Although Hilliard initially asked the trial court to answer the jury’s questions by instructing the jury that multiple sentences are presumptively consecutive, he made no contemporaneous objection to the trial court’s reasoning and ruling to the contrary or to the court’s instruction in response to the jury’s question regarding the concurrency of the sentences. Likewise, Hilliard made no contemporaneous objection to the court’s instruction with respect to the issue of parole. Hilliard’s failure to properly preserve these issues precludes this Court from considering his “challenges to jury instructions raised for the first time on appeal.” Commonwealth v. Jerman, 263 Va. 88, 93-94, 556 S.E.2d 754, 757-58 (2002) (holding that defendant “was required to state any objection to the circuit court’s instruction and to ask the court for any other instruction on the subject that he deemed necessary” and his failure to timely do so “bars his present challenge to that instruction”); see also Cherrix v. Commonwealth, 257 Va. 292, 311, 513 S.E.2d 642, 654 (1999) (holding that defendant’s “failure to proffer a parole eligibility instruction and his failure *690to object to the trial court’s instruction in response to the jury’s inquiry ... precludes us from addressing the merits of this assignment of error”); Rule 5A:18. Hence, finding no reason to invoke the “good cause” or “ends of justice” exceptions to Rule 5A:18, I would hold that this claim of error is also procedurally barred.

IV. CONCLUSION

For these reasons, I would affirm Hilliard’s convictions.

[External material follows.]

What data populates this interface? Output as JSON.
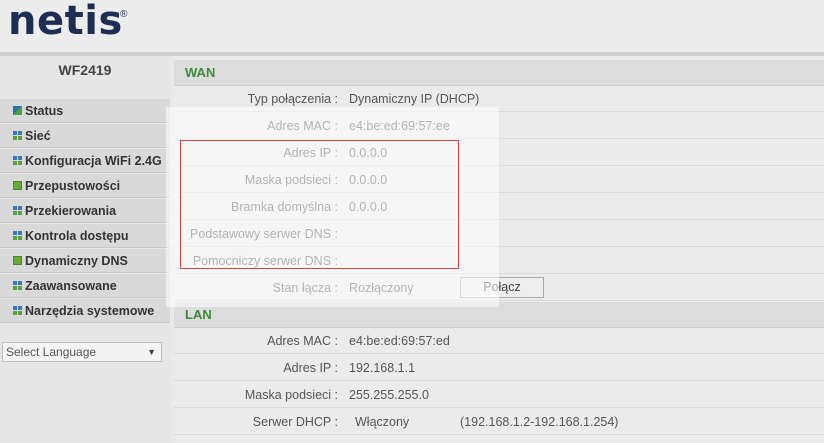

. "The so-called ‘Allen charge’ is based upon the United States Supreme Court decision in Allen v. United States, 164 U.S. 492, 17 S.Ct. 154, 41 L.Ed. 528 (1896). The Virginia Supreme Court has approved use of the ‘Allen instruction.” Gardner v. Commonwealth, 3 Va.App. 418, 419 n. 1, 350 S.E.2d 229, 229 n. 1 (1986) (citing Poindexter v. Commonwealth, 213 Va. 212, 215, 191 S.E.2d 200, 203 (1972)).